November 21.—The steamer Welcome was attacked this morning at Waterproof, La., by guerrillas, with cannon planted on the levee, and twelve balls and shells fired through and into the cabin and other parts of the boat, besides nearly three hundred Minié balls from the sharpshooters along the banks of the river.—Acting Master J. F. D. Robinson, commander of the Satellite, and Acting Ensign Henry Walters, who was in command of the Reliance, were dismissed from the Navy of the United States, for gross dereliction in the case of the capture of their vessels on the twenty-third of August, 1863. The Department of the Navy regretted “the necessity of this action in the case of Acting Ensign Walters, inasmuch as the Court report that ‘during the attack he acted with bravery and to the best of his ability, and which, in some measure, relieves his want of precaution against surprise from its otherwise inexcusable character, and shows that his failure to take them proceeded more from inexperience than negligence.'”—General Orders No. 24.

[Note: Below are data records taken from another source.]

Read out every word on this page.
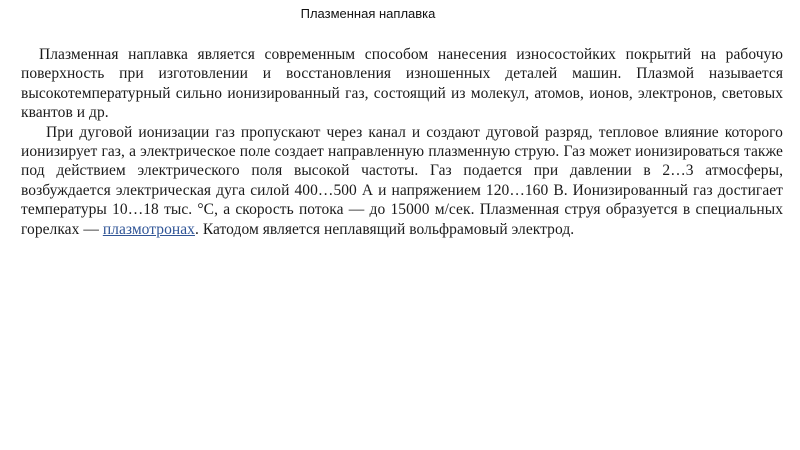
Плазменная наплавка

Плазменная наплавка является современным способом нанесения износостойких покрытий на рабочую поверхность при изготовлении и восстановления изношенных деталей машин. Плазмой называется высокотемпературный сильно ионизированный газ, состоящий из молекул, атомов, ионов, электронов, световых квантов и др.

При дуговой ионизации газ пропускают через канал и создают дуговой разряд, тепловое влияние которого ионизирует газ, а электрическое поле создает направленную плазменную струю. Газ может ионизироваться также под действием электрического поля высокой частоты. Газ подается при давлении в 2…3 атмосферы, возбуждается электрическая дуга силой 400…500 А и напряжением 120…160 В. Ионизированный газ достигает температуры 10…18 тыс. °С, а скорость потока — до 15000 м/сек. Плазменная струя образуется в специальных горелках — плазмотронах. Катодом является неплавящий вольфрамовый электрод.
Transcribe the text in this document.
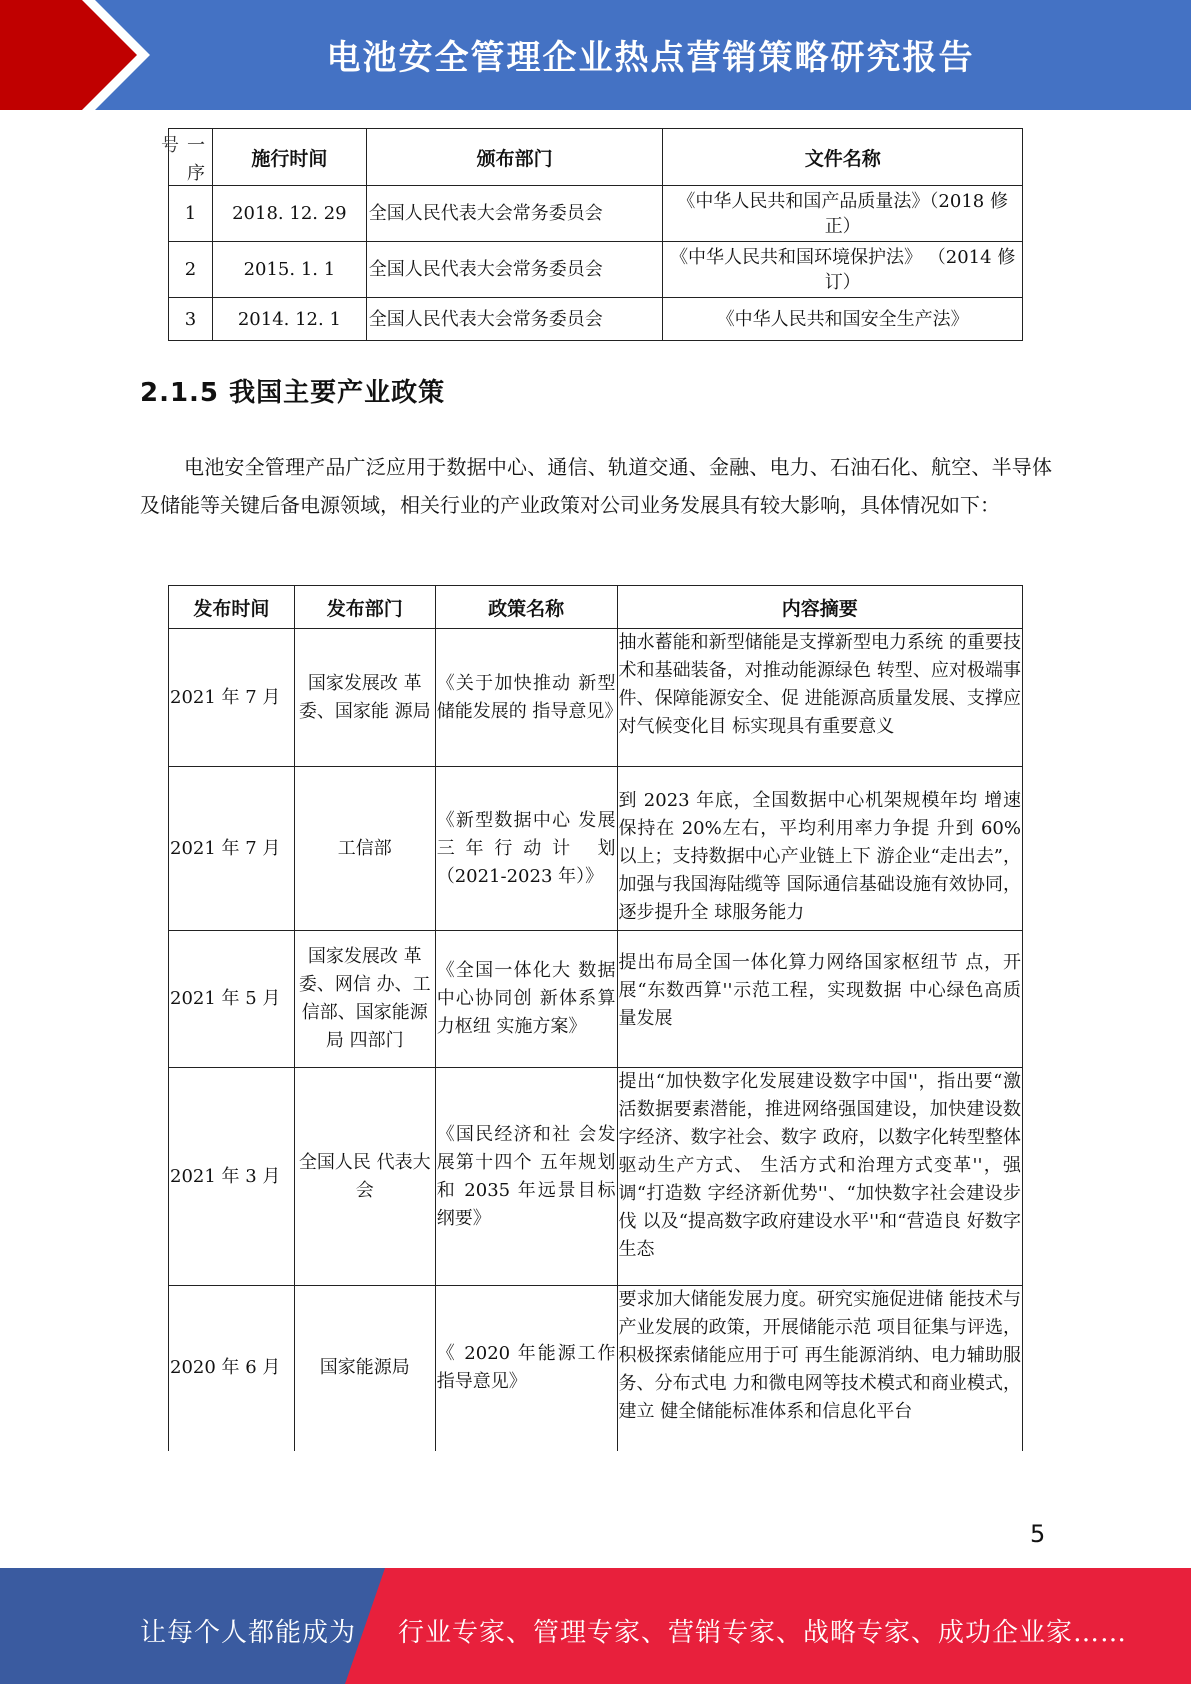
电池安全管理企业热点营销策略研究报告
号 一
序	施行时间	颁布部门	文件名称
1	2018. 12. 29	全国人民代表大会常务委员会	《中华人民共和国产品质量法》（2018 修正）
2	2015. 1. 1	全国人民代表大会常务委员会	《中华人民共和国环境保护法》 （2014 修订）
3	2014. 12. 1	全国人民代表大会常务委员会	《中华人民共和国安全生产法》
2.1.5 我国主要产业政策
电池安全管理产品广泛应用于数据中心、通信、轨道交通、金融、电力、石油石化、航空、半导体及储能等关键后备电源领域，相关行业的产业政策对公司业务发展具有较大影响，具体情况如下：
发布时间	发布部门	政策名称	内容摘要
2021 年 7 月	国家发展改 革委、国家能 源局	《关于加快推动 新型储能发展的 指导意见》	抽水蓄能和新型储能是支撑新型电力系统 的重要技术和基础装备，对推动能源绿色 转型、应对极端事件、保障能源安全、促 进能源高质量发展、支撑应对气候变化目 标实现具有重要意义
2021 年 7 月	工信部	《新型数据中心 发展三年行动计 划（2021-2023 年）》	到 2023 年底，全国数据中心机架规模年均 增速保持在 20%左右，平均利用率力争提 升到 60%以上；支持数据中心产业链上下 游企业“走出去”，加强与我国海陆缆等 国际通信基础设施有效协同，逐步提升全 球服务能力
2021 年 5 月	国家发展改 革委、网信 办、工信部、国家能源局 四部门	《全国一体化大 数据中心协同创 新体系算力枢纽 实施方案》	提出布局全国一体化算力网络国家枢纽节 点，开展“东数西算''示范工程，实现数据 中心绿色高质量发展
2021 年 3 月	全国人民 代表大会	《国民经济和社 会发展第十四个 五年规划和 2035 年远景目标纲要》	提出“加快数字化发展建设数字中国''，指出要“激活数据要素潜能，推进网络强国建设，加快建设数字经济、数字社会、数字 政府，以数字化转型整体驱动生产方式、 生活方式和治理方式变革''，强调“打造数 字经济新优势''、“加快数字社会建设步伐 以及“提高数字政府建设水平''和“营造良 好数字生态
2020 年 6 月	国家能源局	《 2020 年能源工作指导意见》	要求加大储能发展力度。研究实施促进储 能技术与产业发展的政策，开展储能示范 项目征集与评选，积极探索储能应用于可 再生能源消纳、电力辅助服务、分布式电 力和微电网等技术模式和商业模式，建立 健全储能标准体系和信息化平台
5
让每个人都能成为 行业专家、管理专家、营销专家、战略专家、成功企业家……
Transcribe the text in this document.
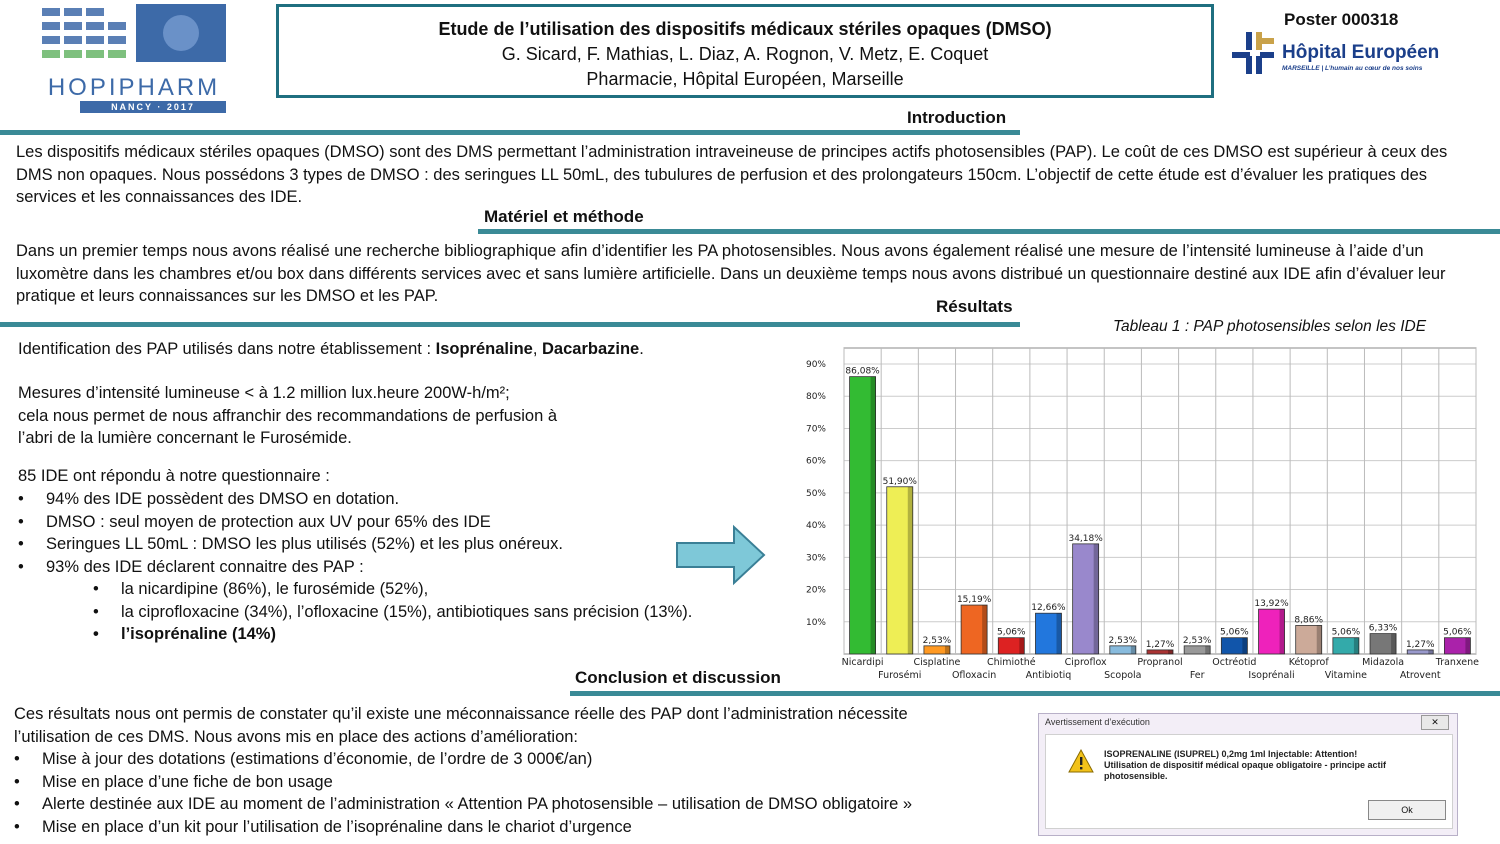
HOPIPHARM
NANCY · 2017
Etude de l’utilisation des dispositifs médicaux stériles opaques (DMSO)
G. Sicard, F. Mathias, L. Diaz, A. Rognon, V. Metz, E. Coquet
Pharmacie, Hôpital Européen, Marseille
Poster 000318
Hôpital Européen
MARSEILLE | L’humain au cœur de nos soins
Introduction
Les dispositifs médicaux stériles opaques (DMSO) sont des DMS permettant l’administration intraveineuse de principes actifs photosensibles (PAP). Le coût de ces DMSO est supérieur à ceux des DMS non opaques. Nous possédons 3 types de DMSO : des seringues LL 50mL, des tubulures de perfusion et des prolongateurs 150cm. L’objectif de cette étude est d’évaluer les pratiques des services et les connaissances des IDE.
Matériel et méthode
Dans un premier temps nous avons réalisé une recherche bibliographique afin d’identifier les PA photosensibles. Nous avons également réalisé une mesure de l’intensité lumineuse à l’aide d’un luxomètre dans les chambres et/ou box dans différents services avec et sans lumière artificielle. Dans un deuxième temps nous avons distribué un questionnaire destiné aux IDE afin d’évaluer leur pratique et leurs connaissances sur les DMSO et les PAP.
Résultats
Tableau 1 : PAP photosensibles selon les IDE
Identification des PAP utilisés dans notre établissement : Isoprénaline, Dacarbazine.
Mesures d’intensité lumineuse < à 1.2 million lux.heure 200W-h/m²;
cela nous permet de nous affranchir des recommandations de perfusion à
l’abri de la lumière concernant le Furosémide.
85 IDE ont répondu à notre questionnaire :
• 94% des IDE possèdent des DMSO en dotation.
• DMSO : seul moyen de protection aux UV pour 65% des IDE
• Seringues LL 50mL : DMSO les plus utilisés (52%) et les plus onéreux.
• 93% des IDE déclarent connaitre des PAP :
• la nicardipine (86%), le furosémide (52%),
• la ciprofloxacine (34%), l’ofloxacine (15%), antibiotiques sans précision (13%).
• l’isoprénaline (14%)
90%
80%
70%
60%
50%
40%
30%
20%
10%
86,08%
Nicardipi
51,90%
Furosémi
2,53%
Cisplatine
15,19%
Ofloxacin
5,06%
Chimiothé
12,66%
Antibiotiq
34,18%
Ciproflox
2,53%
Scopola
1,27%
Propranol
2,53%
Fer
5,06%
Octréotid
13,92%
Isoprénali
8,86%
Kétoprof
5,06%
Vitamine
6,33%
Midazola
1,27%
Atrovent
5,06%
Tranxene
Conclusion et discussion
Ces résultats nous ont permis de constater qu’il existe une méconnaissance réelle des PAP dont l’administration nécessite
l’utilisation de ces DMS. Nous avons mis en place des actions d’amélioration:
• Mise à jour des dotations (estimations d’économie, de l’ordre de 3 000€/an)
• Mise en place d’une fiche de bon usage
• Alerte destinée aux IDE au moment de l’administration « Attention PA photosensible – utilisation de DMSO obligatoire »
• Mise en place d’un kit pour l’utilisation de l’isoprénaline dans le chariot d’urgence
Avertissement d’exécution	✕
ISOPRENALINE (ISUPREL) 0,2mg 1ml Injectable: Attention!
Utilisation de dispositif médical opaque obligatoire - principe actif
photosensible.
Ok
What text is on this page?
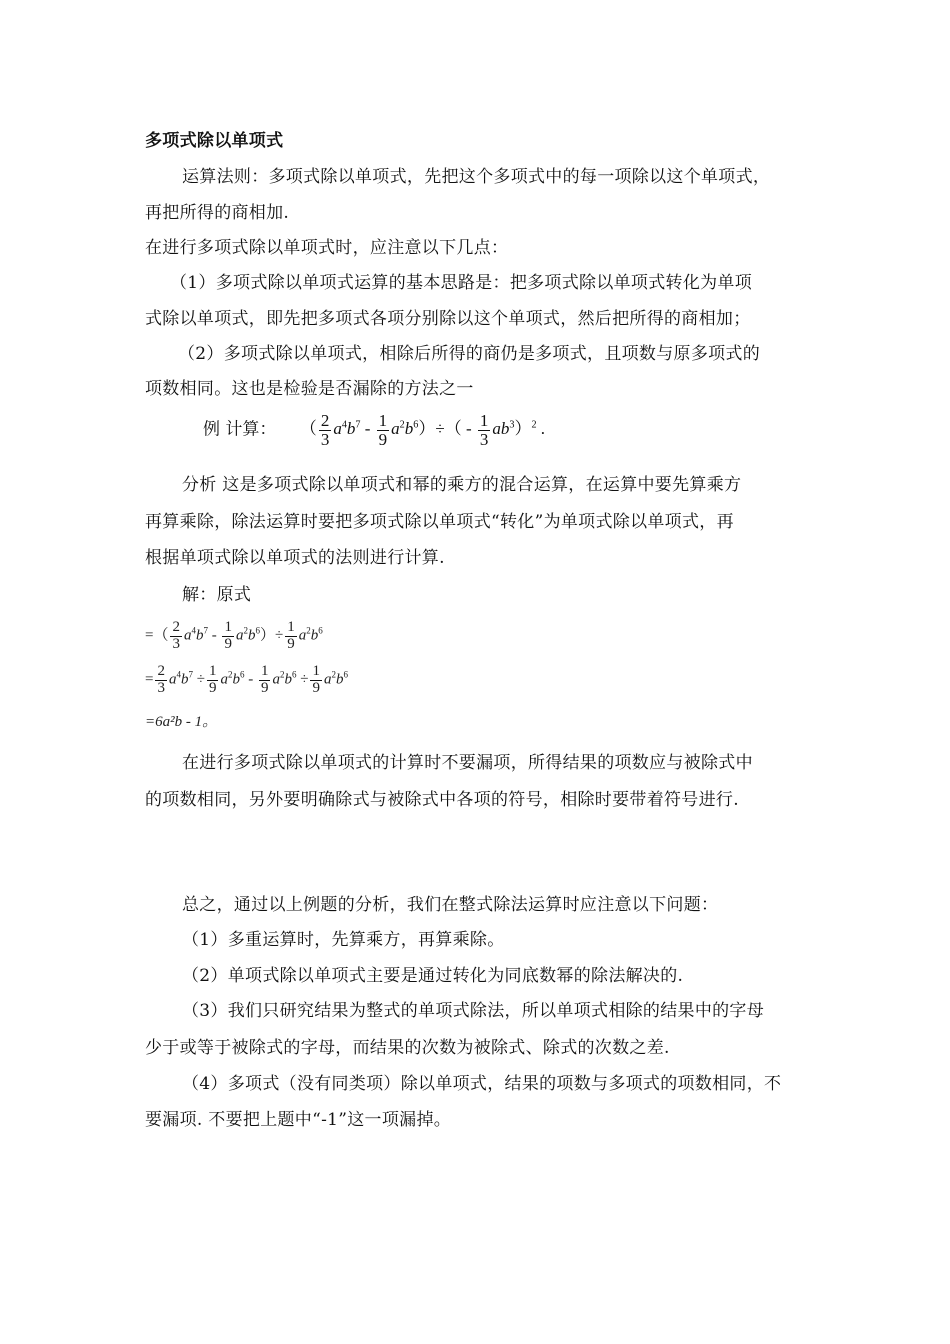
多项式除以单项式
运算法则：多项式除以单项式，先把这个多项式中的每一项除以这个单项式，
再把所得的商相加.
在进行多项式除以单项式时，应注意以下几点：
（1）多项式除以单项式运算的基本思路是：把多项式除以单项式转化为单项
式除以单项式，即先把多项式各项分别除以这个单项式，然后把所得的商相加；
（2）多项式除以单项式，相除后所得的商仍是多项式，且项数与原多项式的
项数相同。这也是检验是否漏除的方法之一
例 计算： （ $\frac{2}{3} a^4b^7 - \frac{1}{9} a^2b^6)\div( - \frac{1}{3} ab^3)^2$ .
分析 这是多项式除以单项式和幂的乘方的混合运算，在运算中要先算乘方
再算乘除，除法运算时要把多项式除以单项式“转化”为单项式除以单项式，再
根据单项式除以单项式的法则进行计算.
解：原式
=（ $\frac{2}{3} a^4b^7 - \frac{1}{9} a^2b^6)\div \frac{1}{9} a^2b^6$
= $\frac{2}{3} a^4b^7 \div \frac{1}{9} a^2b^6 - \frac{1}{9} a^2b^6 \div \frac{1}{9} a^2b^6$
=6a²b - 1。
在进行多项式除以单项式的计算时不要漏项，所得结果的项数应与被除式中
的项数相同，另外要明确除式与被除式中各项的符号，相除时要带着符号进行.
总之，通过以上例题的分析，我们在整式除法运算时应注意以下问题：
（1）多重运算时，先算乘方，再算乘除。
（2）单项式除以单项式主要是通过转化为同底数幂的除法解决的.
（3）我们只研究结果为整式的单项式除法，所以单项式相除的结果中的字母
少于或等于被除式的字母，而结果的次数为被除式、除式的次数之差.
（4）多项式（没有同类项）除以单项式，结果的项数与多项式的项数相同，不
要漏项. 不要把上题中“-1”这一项漏掉。
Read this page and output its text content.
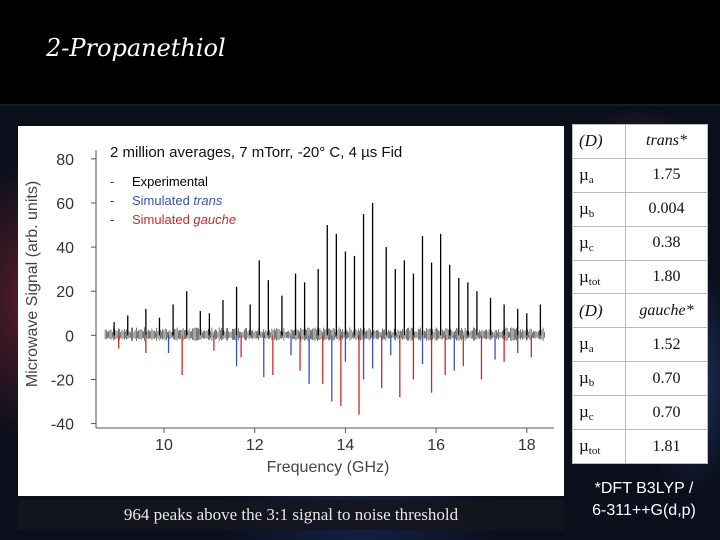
2-Propanethiol
80
60
40
20
0
-20
-40
10	12	14	16	18
2 million averages, 7 mTorr, -20° C, 4 µs Fid
Frequency (GHz)
Microwave Signal (arb. units)	- Experimental
- Simulated trans
- Simulated gauche
964 peaks above the 3:1 signal to noise threshold
(D)	trans*
µ$_a$	1.75
µ$_b$	0.004
µ$_c$	0.38
µ$_{tot}$	1.80
(D)	gauche*
µ$_a$	1.52
µ$_b$	0.70
µ$_c$	0.70
µ$_{tot}$	1.81
*DFT B3LYP /
6-311++G(d,p)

—At Little Rock, Ark., a large Union meeting was held, at which the “restoration of State rights under the old Government” was advocated, and a great number of persons took the oath of allegiance and enrolled themselves for home defence.—English Rebel blockade-runner steamer Banshee, was captured by the United States steamers Delaware and Fulton, off Wilmington, North-Carolina.
—The steamer Black Hawk, when about half a mile below Red River Landing, on the Mississippi River, was fired into from the east bank of the river by a battery of ten or twelve guns, and about fifteen round shot and shell struck the boat. One shell exploded in the Texas, setting fire to and burning that part of the boat and pilot-house. As soon as the captain and officers found the boat on fire, they ran her on a sandbar on the west side of the river, and immediately put all the passengers on shore, after which the fire was extinguished. While the boat lay aground on the sand-bar, the sharp-shooters were pouring in their murderous Minié balls, of which some three hundred struck the boat in different parts of her cabin and hull. It was the guerrillas’ intention to follow the boat, but the gunboat stationed at the mouth of Red River followed them so close, pouring in shell among them, that she drove them back, after which the gunboat took the Black Hawk in tow, and carried her back to Red River, where she repaired sufficiently to proceed on her way. The casualties on board the boat were very severe. Mr. Samuel Fulton, a brother of the captain, was shot in the leg by a cannon-ball. His leg was afterward amputated below the knee. A colored man, by the name of Alfred Thomas, had his head blown off while lying flat down on the cable-deck. James Keller, of Louisville, belonging to the Twenty-second Kentucky volunteers, received a wound in the arm from a fragment of a shell. His arm was afterward amputated, and he soon after died A passenger was slightly wounded in the arm.